The themes of the conference focussed on employability, the value of the year abroad experience, internationalisation and MFL for non-specialists, among others. A wide range of papers and presentations offered insight into current practice and innovative solutions at a wide range of HE institutions in the UK and elsewhere. For a full list of the papers presented, go to the conference website to download the programme.

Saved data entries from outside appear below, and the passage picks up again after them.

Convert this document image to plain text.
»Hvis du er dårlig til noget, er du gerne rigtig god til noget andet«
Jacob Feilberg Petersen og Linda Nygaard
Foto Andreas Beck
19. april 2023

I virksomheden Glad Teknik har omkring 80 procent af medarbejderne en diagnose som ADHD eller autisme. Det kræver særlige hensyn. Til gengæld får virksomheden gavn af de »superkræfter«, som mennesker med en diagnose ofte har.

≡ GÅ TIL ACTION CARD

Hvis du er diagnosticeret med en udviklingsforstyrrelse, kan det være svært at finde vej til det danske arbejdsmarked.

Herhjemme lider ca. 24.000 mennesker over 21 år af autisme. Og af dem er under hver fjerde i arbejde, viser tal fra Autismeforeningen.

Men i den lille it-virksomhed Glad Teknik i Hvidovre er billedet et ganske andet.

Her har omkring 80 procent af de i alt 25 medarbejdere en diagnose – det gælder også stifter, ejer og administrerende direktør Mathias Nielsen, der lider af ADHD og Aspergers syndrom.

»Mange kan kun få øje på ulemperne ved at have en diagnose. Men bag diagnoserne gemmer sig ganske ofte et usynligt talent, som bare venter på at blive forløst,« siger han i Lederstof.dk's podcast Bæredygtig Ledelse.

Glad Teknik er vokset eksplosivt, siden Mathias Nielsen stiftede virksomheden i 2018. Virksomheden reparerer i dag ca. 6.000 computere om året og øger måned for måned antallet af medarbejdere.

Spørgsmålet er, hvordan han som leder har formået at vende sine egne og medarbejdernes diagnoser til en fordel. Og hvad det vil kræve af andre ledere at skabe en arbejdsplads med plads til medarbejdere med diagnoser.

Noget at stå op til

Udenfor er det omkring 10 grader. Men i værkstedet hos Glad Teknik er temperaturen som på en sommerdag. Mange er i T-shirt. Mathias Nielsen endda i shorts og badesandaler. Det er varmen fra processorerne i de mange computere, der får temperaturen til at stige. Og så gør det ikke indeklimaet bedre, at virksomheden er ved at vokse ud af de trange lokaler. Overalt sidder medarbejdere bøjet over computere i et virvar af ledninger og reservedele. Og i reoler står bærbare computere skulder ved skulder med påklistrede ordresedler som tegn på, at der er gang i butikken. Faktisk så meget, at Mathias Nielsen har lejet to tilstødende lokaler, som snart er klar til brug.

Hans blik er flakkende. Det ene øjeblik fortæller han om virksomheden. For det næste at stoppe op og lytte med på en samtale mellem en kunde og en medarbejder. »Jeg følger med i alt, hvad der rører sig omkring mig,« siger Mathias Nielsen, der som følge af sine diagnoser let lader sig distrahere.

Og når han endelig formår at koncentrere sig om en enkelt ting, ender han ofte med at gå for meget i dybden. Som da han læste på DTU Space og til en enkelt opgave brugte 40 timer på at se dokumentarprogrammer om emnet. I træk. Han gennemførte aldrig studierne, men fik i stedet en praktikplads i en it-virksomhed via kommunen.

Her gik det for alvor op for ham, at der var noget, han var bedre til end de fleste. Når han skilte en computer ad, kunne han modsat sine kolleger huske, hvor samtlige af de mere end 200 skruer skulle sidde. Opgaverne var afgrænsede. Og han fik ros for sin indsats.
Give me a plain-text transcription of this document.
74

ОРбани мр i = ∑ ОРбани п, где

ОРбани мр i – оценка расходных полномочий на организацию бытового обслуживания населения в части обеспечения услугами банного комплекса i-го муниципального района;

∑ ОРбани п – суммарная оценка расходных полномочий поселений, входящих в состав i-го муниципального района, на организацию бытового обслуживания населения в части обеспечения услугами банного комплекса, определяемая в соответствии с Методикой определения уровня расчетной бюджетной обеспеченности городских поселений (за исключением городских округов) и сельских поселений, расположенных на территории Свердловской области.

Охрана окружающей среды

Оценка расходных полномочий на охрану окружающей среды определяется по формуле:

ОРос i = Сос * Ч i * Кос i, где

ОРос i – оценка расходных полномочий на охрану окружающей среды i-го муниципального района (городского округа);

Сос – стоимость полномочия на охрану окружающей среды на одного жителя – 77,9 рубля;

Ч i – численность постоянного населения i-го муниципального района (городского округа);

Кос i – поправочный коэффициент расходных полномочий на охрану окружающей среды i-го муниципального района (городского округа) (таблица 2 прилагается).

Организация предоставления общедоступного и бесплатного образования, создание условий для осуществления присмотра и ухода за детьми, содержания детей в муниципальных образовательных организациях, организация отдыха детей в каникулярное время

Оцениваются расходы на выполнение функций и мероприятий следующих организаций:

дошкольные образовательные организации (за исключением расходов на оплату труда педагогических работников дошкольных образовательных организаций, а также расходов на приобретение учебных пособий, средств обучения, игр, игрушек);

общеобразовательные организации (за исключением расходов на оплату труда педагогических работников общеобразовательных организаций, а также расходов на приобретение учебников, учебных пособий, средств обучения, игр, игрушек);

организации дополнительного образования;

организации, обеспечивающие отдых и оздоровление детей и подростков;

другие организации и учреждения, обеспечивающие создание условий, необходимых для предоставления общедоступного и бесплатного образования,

Two members of CLERA presented papers at the conference: Dr Claudia Gremler presented findings from a project on video production in the language classroom (read a good practice report on her project on the HEA website), and Elisabeth Wielander talked about content teaching in the target language, presenting some of the findings of her on-going PhD project investigating CLIL in UK Higher Education. A number of delegates from UK universities expressed their interest in CLIL and their institutions’ intention to expand target-language delivery in undergraduate MFL programmes, which opens possible avenues for future cooperation and dissemination of these findings. Both papers sparked lively Q&A sessions which provided valuable feedback and led to stimulating discussions with other researchers, and both conference papers will be revised and submitted for publication in the future.
On July 12, 2012, Aston Centre for Interdisciplinary Research in Languages and Diversity (InterLanD) hosts a half day symposium entitled ‘New racisms, new racial subjects?: The neoliberal moment and the racial landscape of contemporary Britain’
The event will feature papers submitted for a special edition of the journal Ethnic and Racial Studies and a podium discussion.